Frank Ryan’s 2011 publication, “The Mystery of Metamorphosis: A Scientific Detective Story” explores the question of how metamorphosis may have come about. Strangely enough, metamorphism in animals has not been studied as much as one might imagine. In fact, the currently dominant theory of gradual evolution does not work very well, particularly in cases of metamorphism that occur among invertebrates living in the ocean. And that is where the research of Donald Williamson comes in, and where “The Mystery of Metamorphosis” opens.
Donald Williamson has been studying for decades the larval forms of various sea creatures, including sea stars, brittle stars, sea urchins, and sea squirts. These organisms are classified by their adult forms, because often their larval forms are nothing like the adults. What is even more odd is that not all of the species of these organisms actually undergo metamorphosis at all. A few do not. Others go through very strange metamorphoses indeed. One sea star, Luidia sarsi, has a bilaterally symmetrical, free-swimming larva. Inside the gut of this larva, a tiny adult sea star develops. The larva does not change into the adult. Instead, the larva eventually “births” the adult form, and then continues living for a time on its own, without reproducing. Eventually, the radially symmetrical adult sea stars will reach sexual maturity, broadcast egg and sperm into the water, and the result will be a new generation of larvae.

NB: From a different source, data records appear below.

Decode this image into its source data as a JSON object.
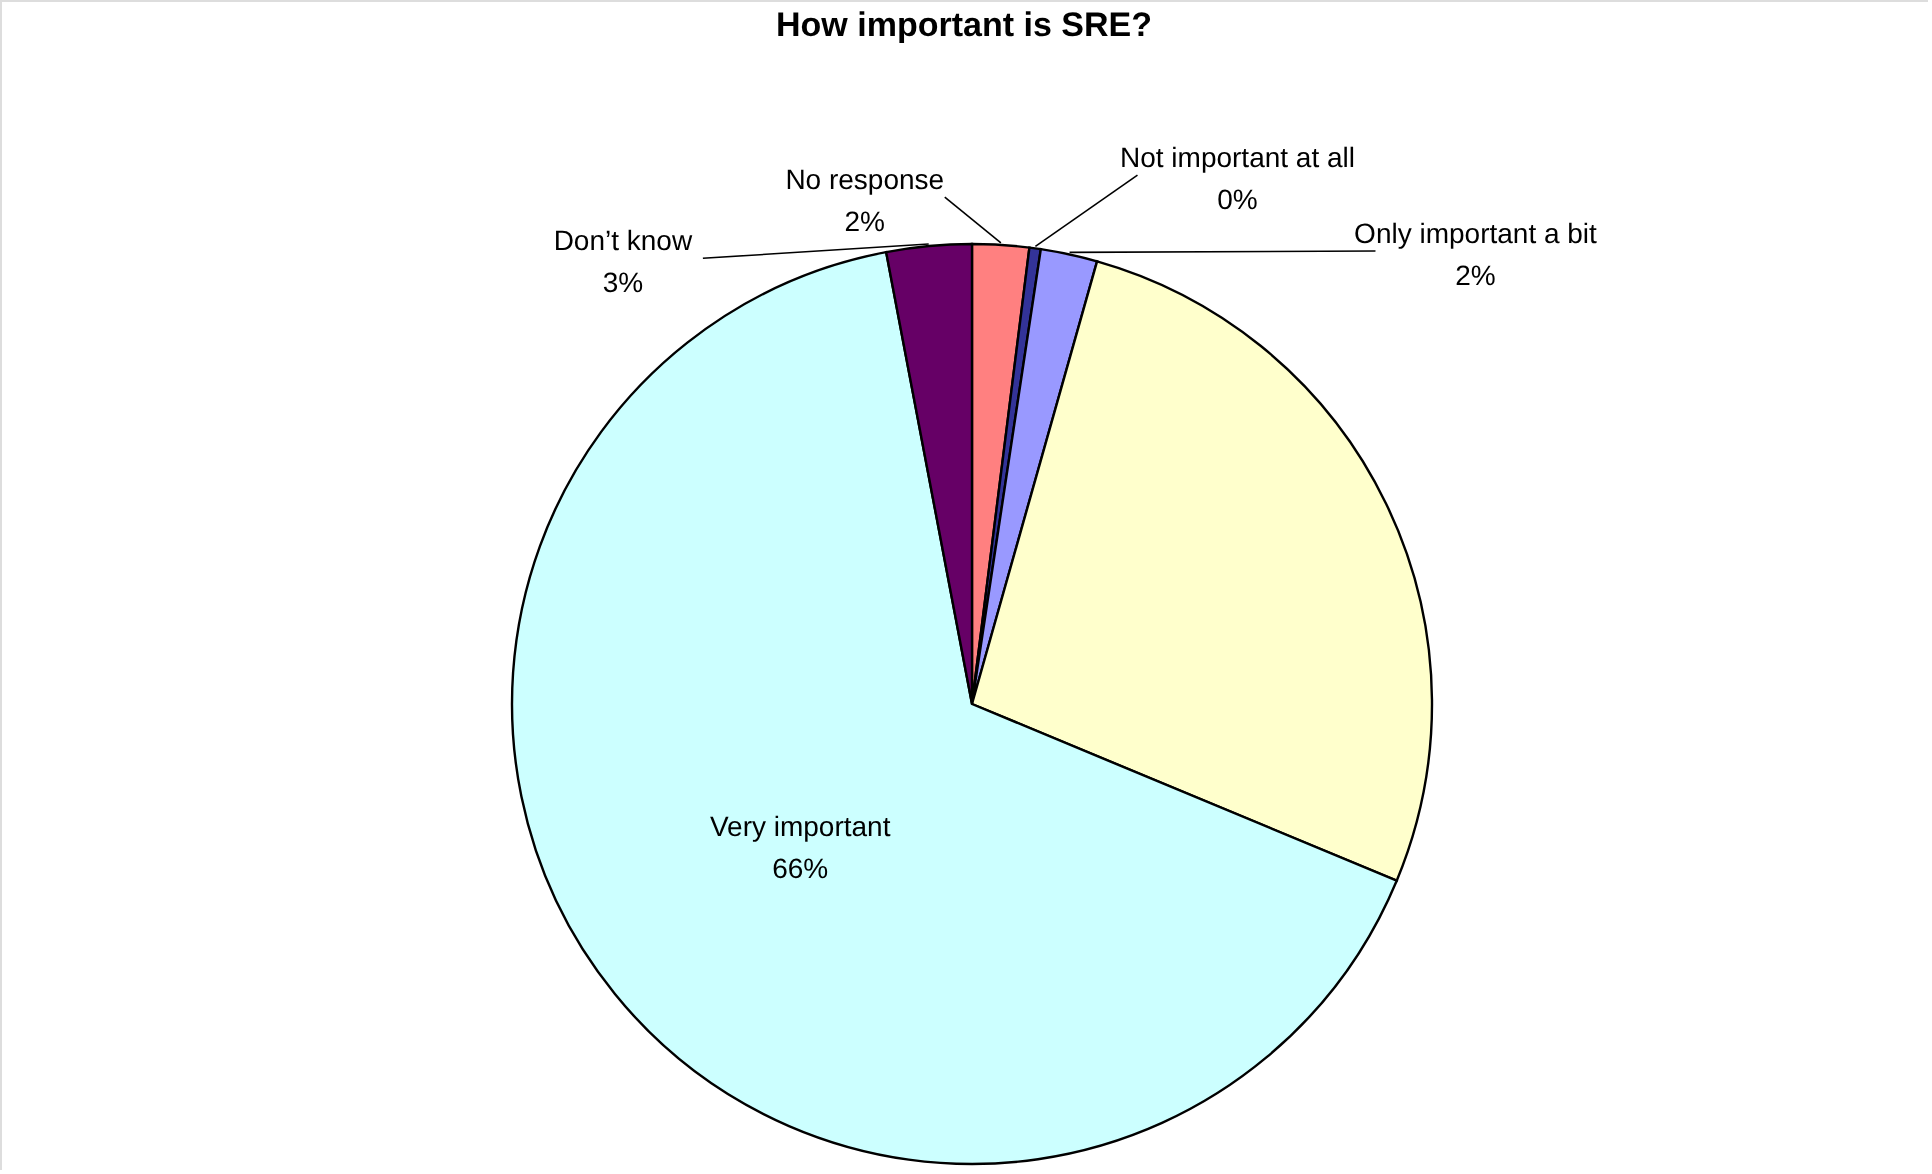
{
  "chart_data": {
    "type": "pie",
    "title": "How important is SRE?",
    "categories": [
      "No response",
      "Not important at all",
      "Only important a bit",
      null,
      "Very important",
      "Don’t know"
    ],
    "values": [
      2,
      0.4,
      2,
      27,
      66,
      3
    ],
    "value_labels": [
      "2%",
      "0%",
      "2%",
      null,
      "66%",
      "3%"
    ],
    "colors": [
      "#ff8080",
      "#333399",
      "#9999ff",
      "#ffffcc",
      "#ccffff",
      "#660066"
    ]
  }
}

Then there are the sea squirts. As adults, they look like strange glass tubes attached to the sea floor or perhaps a boat bottom, where they spend their days pumping water into their bodies through one opening and releasing it through another. With the exception of a few diehard couch potatoes, there is no human equivalent to this sessile, brainless organism. As larvae, however, sea squirts resemble miniature tadpoles, with primitive brains and spinal cords. Inside the larval tissues, the adult form begins to develop, almost like a parasite – as if there were two different organisms involved rather than just one. When they are ready to become adults, sea squirts sense the presence of a suitable substrate to attach to, point their bodies head-downward, and begin to lose all of their larval properties. Their tail dissolves, and so do their brains – all to be reconstituted in the adult form.

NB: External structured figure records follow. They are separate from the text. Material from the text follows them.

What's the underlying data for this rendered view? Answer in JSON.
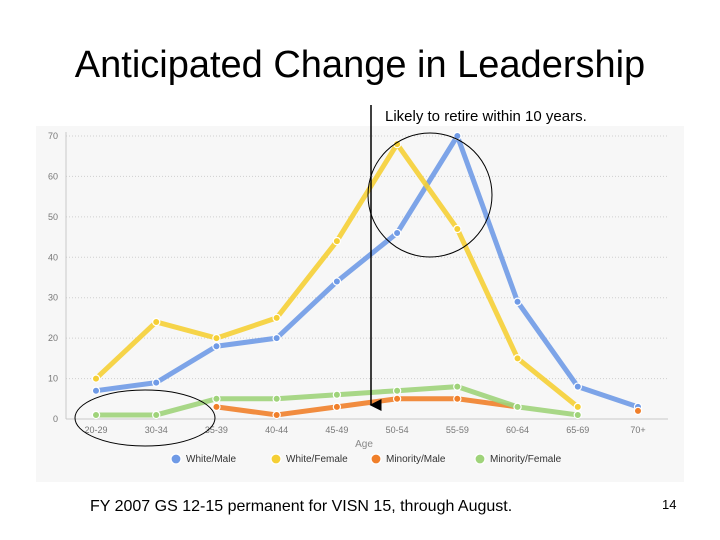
{
  "slide": {
    "title": "Anticipated Change in Leadership",
    "annotation": "Likely to retire within 10 years.",
    "footer": "FY 2007 GS 12-15 permanent for VISN 15, through August.",
    "page_number": "14"
  },
  "chart_data": {
    "type": "line",
    "title": "",
    "xlabel": "Age",
    "ylabel": "",
    "ylim": [
      0,
      70
    ],
    "yticks": [
      0,
      10,
      20,
      30,
      40,
      50,
      60,
      70
    ],
    "categories": [
      "20-29",
      "30-34",
      "35-39",
      "40-44",
      "45-49",
      "50-54",
      "55-59",
      "60-64",
      "65-69",
      "70+"
    ],
    "series": [
      {
        "name": "White/Male",
        "color": "#6f9ae6",
        "values": [
          7,
          9,
          18,
          20,
          34,
          46,
          70,
          29,
          8,
          3
        ]
      },
      {
        "name": "White/Female",
        "color": "#f5cf35",
        "values": [
          10,
          24,
          20,
          25,
          44,
          68,
          47,
          15,
          3,
          null
        ]
      },
      {
        "name": "Minority/Male",
        "color": "#f07f2a",
        "values": [
          null,
          null,
          3,
          1,
          3,
          5,
          5,
          3,
          null,
          2
        ]
      },
      {
        "name": "Minority/Female",
        "color": "#9fd37a",
        "values": [
          1,
          1,
          5,
          5,
          6,
          7,
          8,
          3,
          1,
          null
        ]
      }
    ],
    "grid": true,
    "legend": "bottom"
  }
}
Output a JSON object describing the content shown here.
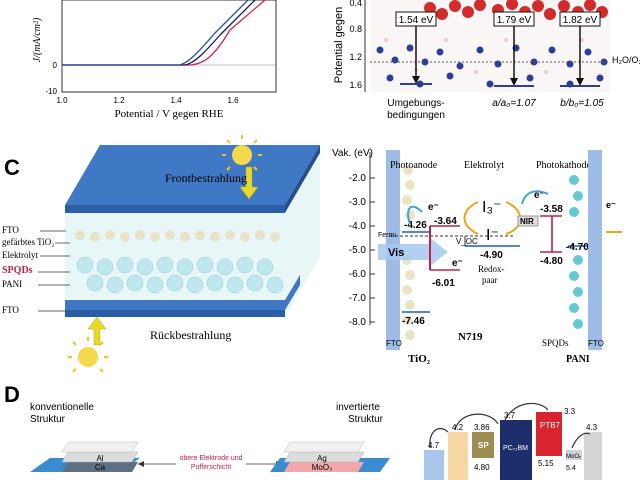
{
  "panel_b": {
    "xlabel": "Potential / V gegen RHE",
    "ylabel": "J/(mA/cm²)",
    "x_ticks": [
      "1.0",
      "1.2",
      "1.4",
      "1.6"
    ],
    "y_ticks": [
      "0",
      "-10"
    ]
  },
  "panel_b_right": {
    "ylabel": "Potential gegen",
    "y_ticks": [
      "0.4",
      "0.8",
      "1.2",
      "1.6"
    ],
    "boxes": [
      "1.54 eV",
      "1.79 eV",
      "1.82 eV"
    ],
    "ref": "H₂O/O₂",
    "xl1": "Umgebungs-",
    "xl2": "bedingungen",
    "xl3": "a/a₀=1.07",
    "xl4": "b/b₀=1.05"
  },
  "panel_c": {
    "letter": "C",
    "front": "Frontbestrahlung",
    "back": "Rückbestrahlung",
    "layers": [
      "FTO",
      "gefärbtes TiO₂",
      "Elektrolyt",
      "SPQDs",
      "PANI",
      "FTO"
    ]
  },
  "panel_c_right": {
    "axis": "Vak. (eV)",
    "ticks": [
      "-2.0",
      "-3.0",
      "-4.0",
      "-5.0",
      "-6.0",
      "-7.0",
      "-8.0"
    ],
    "photoanode": "Photoanode",
    "elektrolyt": "Elektrolyt",
    "photokathode": "Photokathode",
    "fermi": "Fermi",
    "vis": "Vis",
    "nir": "NIR",
    "voc": "V_OC",
    "redox1": "Redox-",
    "redox2": "paar",
    "n719": "N719",
    "tio2": "TiO₂",
    "pani": "PANI",
    "spqds": "SPQDs",
    "fto1": "FTO",
    "fto2": "FTO",
    "e": "e⁻",
    "i3": "I₃⁻",
    "i": "I⁻",
    "v426": "-4.26",
    "v364": "-3.64",
    "v601": "-6.01",
    "v746": "-7.46",
    "v490": "-4.90",
    "v358": "-3.58",
    "v470": "-4.70",
    "v480": "-4.80"
  },
  "panel_d": {
    "letter": "D",
    "konv1": "konventionelle",
    "konv2": "Struktur",
    "inv1": "invertierte",
    "inv2": "Struktur",
    "al": "Al",
    "ca": "Ca",
    "ag": "Ag",
    "moo3": "MoO₃",
    "mid1": "obere Elektrode und",
    "mid2": "Pufferschicht",
    "v47": "4.7",
    "v42": "4.2",
    "v386": "3.86",
    "sp": "SP",
    "v480": "4.80",
    "v37": "3.7",
    "pcbm": "PC₇₁BM",
    "ptb7": "PTB7",
    "v33": "3.3",
    "v515": "5.15",
    "moox": "MoOₓ",
    "v54": "5.4",
    "v43": "4.3"
  }
}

Studying these odd forms, Williamson proposed a daring evolutionary explanation. What if, early in the history of life, species boundaries weren’t as tightly defined as now? What if organisms were able to hybridize with other organisms of different species, different classes, perhaps even different phyla altogether? Since reproduction took the form of broadcast spawning, it would have been possible – quite likely, in fact – that there were many pairings of egg and sperm from entirely different organisms. If some of these pairings were successful, the result could have been a new organism, maintaining characteristics of both of its forbearers. In such a way, organisms might have developed larval forms that they did not have previously. Imagine the creative potential of a world where cross-hybridization took place! As Ryan relates toward the end of his book, we might not need to imagine that condition at all. Instead, we can look to the fossil record for evidence of just such a possible past, toward the dawn of multicellular life, over 500 million years ago.

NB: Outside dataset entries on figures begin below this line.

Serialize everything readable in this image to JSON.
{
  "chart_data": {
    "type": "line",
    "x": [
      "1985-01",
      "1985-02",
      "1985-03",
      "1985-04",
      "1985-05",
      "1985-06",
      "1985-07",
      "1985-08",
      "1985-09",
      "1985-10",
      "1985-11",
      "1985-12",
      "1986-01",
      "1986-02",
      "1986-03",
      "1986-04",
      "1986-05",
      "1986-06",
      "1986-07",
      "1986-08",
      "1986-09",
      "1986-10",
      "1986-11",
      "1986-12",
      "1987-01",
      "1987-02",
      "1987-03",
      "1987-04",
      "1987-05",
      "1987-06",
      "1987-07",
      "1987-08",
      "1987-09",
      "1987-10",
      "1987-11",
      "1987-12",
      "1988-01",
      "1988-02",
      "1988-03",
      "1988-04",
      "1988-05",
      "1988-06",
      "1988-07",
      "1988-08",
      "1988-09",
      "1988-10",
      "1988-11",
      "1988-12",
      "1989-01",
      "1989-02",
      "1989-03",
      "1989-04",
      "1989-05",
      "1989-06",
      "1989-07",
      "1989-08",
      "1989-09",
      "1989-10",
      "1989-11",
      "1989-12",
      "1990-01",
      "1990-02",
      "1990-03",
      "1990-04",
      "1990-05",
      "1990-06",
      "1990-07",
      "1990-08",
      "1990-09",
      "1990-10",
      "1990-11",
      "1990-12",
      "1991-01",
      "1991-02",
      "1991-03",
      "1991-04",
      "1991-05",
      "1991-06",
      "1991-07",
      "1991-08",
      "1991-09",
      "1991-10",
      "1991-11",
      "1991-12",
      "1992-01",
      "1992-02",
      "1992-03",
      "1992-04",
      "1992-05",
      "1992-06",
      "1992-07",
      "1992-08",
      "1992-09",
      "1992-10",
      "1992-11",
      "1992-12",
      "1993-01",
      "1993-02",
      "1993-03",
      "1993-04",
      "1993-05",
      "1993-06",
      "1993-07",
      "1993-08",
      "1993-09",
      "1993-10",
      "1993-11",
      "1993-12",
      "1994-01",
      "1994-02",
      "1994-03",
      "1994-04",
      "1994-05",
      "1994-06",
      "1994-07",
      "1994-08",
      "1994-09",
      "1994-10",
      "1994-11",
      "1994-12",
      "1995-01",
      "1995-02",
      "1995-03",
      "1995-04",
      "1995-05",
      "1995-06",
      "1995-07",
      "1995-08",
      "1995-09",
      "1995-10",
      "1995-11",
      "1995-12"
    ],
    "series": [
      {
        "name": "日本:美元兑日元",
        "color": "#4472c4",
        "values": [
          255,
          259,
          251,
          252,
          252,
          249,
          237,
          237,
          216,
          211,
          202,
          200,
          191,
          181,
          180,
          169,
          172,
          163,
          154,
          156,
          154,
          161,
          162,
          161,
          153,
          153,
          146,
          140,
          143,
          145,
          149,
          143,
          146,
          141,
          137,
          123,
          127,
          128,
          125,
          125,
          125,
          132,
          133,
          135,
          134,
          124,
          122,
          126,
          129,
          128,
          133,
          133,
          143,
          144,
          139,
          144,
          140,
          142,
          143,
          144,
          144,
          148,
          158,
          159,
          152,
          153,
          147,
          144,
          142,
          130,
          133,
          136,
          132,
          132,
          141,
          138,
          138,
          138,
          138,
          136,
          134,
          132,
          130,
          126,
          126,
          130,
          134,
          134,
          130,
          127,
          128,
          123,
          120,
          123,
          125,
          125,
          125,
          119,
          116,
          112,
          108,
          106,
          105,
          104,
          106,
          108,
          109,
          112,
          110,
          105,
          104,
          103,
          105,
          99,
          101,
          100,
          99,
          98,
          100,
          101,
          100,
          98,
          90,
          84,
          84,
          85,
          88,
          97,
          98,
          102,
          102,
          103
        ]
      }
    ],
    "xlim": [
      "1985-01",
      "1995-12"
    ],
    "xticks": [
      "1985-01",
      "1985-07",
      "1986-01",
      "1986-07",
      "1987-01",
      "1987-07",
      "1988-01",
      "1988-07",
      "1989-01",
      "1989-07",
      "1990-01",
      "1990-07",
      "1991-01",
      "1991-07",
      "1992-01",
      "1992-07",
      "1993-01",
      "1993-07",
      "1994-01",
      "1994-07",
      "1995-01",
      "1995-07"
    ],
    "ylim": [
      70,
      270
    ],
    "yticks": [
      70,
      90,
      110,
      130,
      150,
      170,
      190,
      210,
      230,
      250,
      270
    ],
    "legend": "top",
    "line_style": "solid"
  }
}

Ryan’s book is captivating, even a bit jarring, with its proposal that there may be much more to evolution than the gradualist model proposed by Darwin. “The Mystery of Metamorphosis” is an excellent reminder that there is much that is still unknown, that the development of life on Earth still holds many wonders to explore. It is not easy going, particularly for the reader not schooled in biology in general and the nature of insect homones in particular. But it is worth the journey to explore such wild ideas as these, ideas that conventional Darwin’s Theory of Evolution by Natural Selection might declare impossible. But as Shakespeare observed in “Hamlet”, “There are more things in heaven and earth, Horatio, than are dreamt of in your philosophy.”